La grossesse représente une période particulière durant laquelle la future mère doit veiller à sa santé et à son alimentation. Le Haut Conseil de la santé publique (HCSP) a récemment actualisé les repères alimentaires du Programme national nutrition santé pour les femmes enceintes et allaitantes. Zoom sur ces nouvelles recommandations.

grossesse et allaitement

De l’importance d’une alimentation saine pendant la grossesse

La grossesse représente une période de la vie où la « prise de conscience nutritionnelle » de nombreuses femmes s’accroît. Souhaitant le meilleur pour leur bébé, les futures mères vont veiller à leur alimentation. Cette attention est portée pendant près de neuf mois, et au-delà, si elles choisissent d’allaiter. Ainsi, la grossesse est propice à l’adoption d’un mode de vie sain et pérenne. Elle induit une modification des habitudes alimentaires et plus globalement du mode de vie.
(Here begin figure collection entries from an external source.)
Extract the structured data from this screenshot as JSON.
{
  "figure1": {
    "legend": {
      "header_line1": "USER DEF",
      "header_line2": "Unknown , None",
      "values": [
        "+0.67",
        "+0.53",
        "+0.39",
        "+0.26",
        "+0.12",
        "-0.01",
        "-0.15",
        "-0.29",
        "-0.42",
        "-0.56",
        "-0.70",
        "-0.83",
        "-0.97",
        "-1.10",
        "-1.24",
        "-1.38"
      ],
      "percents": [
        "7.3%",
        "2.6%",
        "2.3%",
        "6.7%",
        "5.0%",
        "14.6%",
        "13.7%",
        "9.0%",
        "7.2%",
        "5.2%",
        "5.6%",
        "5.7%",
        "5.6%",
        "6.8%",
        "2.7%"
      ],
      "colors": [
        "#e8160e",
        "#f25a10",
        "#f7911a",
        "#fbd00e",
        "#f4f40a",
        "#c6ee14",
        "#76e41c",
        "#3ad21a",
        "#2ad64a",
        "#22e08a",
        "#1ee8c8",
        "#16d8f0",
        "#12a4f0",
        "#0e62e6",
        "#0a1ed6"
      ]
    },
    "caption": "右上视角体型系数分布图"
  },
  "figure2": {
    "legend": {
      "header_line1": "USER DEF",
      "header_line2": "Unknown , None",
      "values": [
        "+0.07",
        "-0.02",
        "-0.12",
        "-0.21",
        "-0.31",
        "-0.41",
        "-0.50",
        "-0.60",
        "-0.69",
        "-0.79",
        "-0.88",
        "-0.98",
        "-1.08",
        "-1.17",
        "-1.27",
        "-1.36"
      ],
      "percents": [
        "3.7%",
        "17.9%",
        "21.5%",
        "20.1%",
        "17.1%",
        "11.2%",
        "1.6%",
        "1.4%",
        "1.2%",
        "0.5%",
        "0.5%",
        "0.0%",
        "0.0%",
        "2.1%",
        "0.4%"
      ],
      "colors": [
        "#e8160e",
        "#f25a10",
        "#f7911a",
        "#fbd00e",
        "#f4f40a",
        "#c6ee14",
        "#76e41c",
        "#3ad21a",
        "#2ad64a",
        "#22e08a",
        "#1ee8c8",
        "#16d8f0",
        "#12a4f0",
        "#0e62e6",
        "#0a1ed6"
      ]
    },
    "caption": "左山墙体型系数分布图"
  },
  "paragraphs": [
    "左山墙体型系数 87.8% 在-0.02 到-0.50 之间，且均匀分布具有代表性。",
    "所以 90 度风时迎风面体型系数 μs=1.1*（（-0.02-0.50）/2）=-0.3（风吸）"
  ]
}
C’est dire combien la qualité de l’alimentation s’avère importante durant cette tranche de vie courte et longue à la fois. Le HCSP vient d’actualiser les repères alimentaires du Programme national nutrition santé destinés aux femmes enceintes et allaitantes.

À savoir ! Ces nouveaux repères alimentaires s’adressent aux femmes enceintes en l’absence de régime alimentaire particulier (régimes pour raisons de santé ou régimes d’exclusion), de pathologies préexistantes (obésitéchirurgie bariatrique) ou de pathologies propres à la grossesse (comme le diabète gestationnel).

Des repères alimentaires actualisés pour les femmes enceintes et allaitantes

Dans ce nouvel avis de l’HCSP, les conseils nutritionnels généraux et spécifiques ont été mis à jour. Les repères nutritionnels généraux pour la femme enceinte et allaitante sont très similaires à ceux de la population générale adulte. Ils comptent la consommation de 5 fruits et légumes par jour, réduction de la consommation de viande rouge, de produits sucrés et salés etc. Le HSCP délivre également des recommandations nutritionnelles spécifiques.

C’est ainsi que la femme enceinte devra particulièrement surveiller sa prise de poids afin d’éviter d’éventuelles complications ultérieures. Mais attention, les régimes amaigrissants sont à proscrire durant la grossesse ! Il faut également stopper la consommation d’alcool en raison de son caractère tératogène. En effet, elle est susceptible de provoquer des malformations chez les enfants exposés in utero. Quant à l’information sur la contamination par certains agents microbiens durant la grossesse, elle devra être renforcée auprès de toute femme en âge de procréer. Par ailleurs, la grossesse s’accompagne d’une hausse des besoins en nutriments. Ainsi, la femme enceinte se trouve parfois exposée à des carences en vitamines et minéraux. Ces éléments devront faire l’objet d’un suivi médical spécifique voire de prescriptions individualisées.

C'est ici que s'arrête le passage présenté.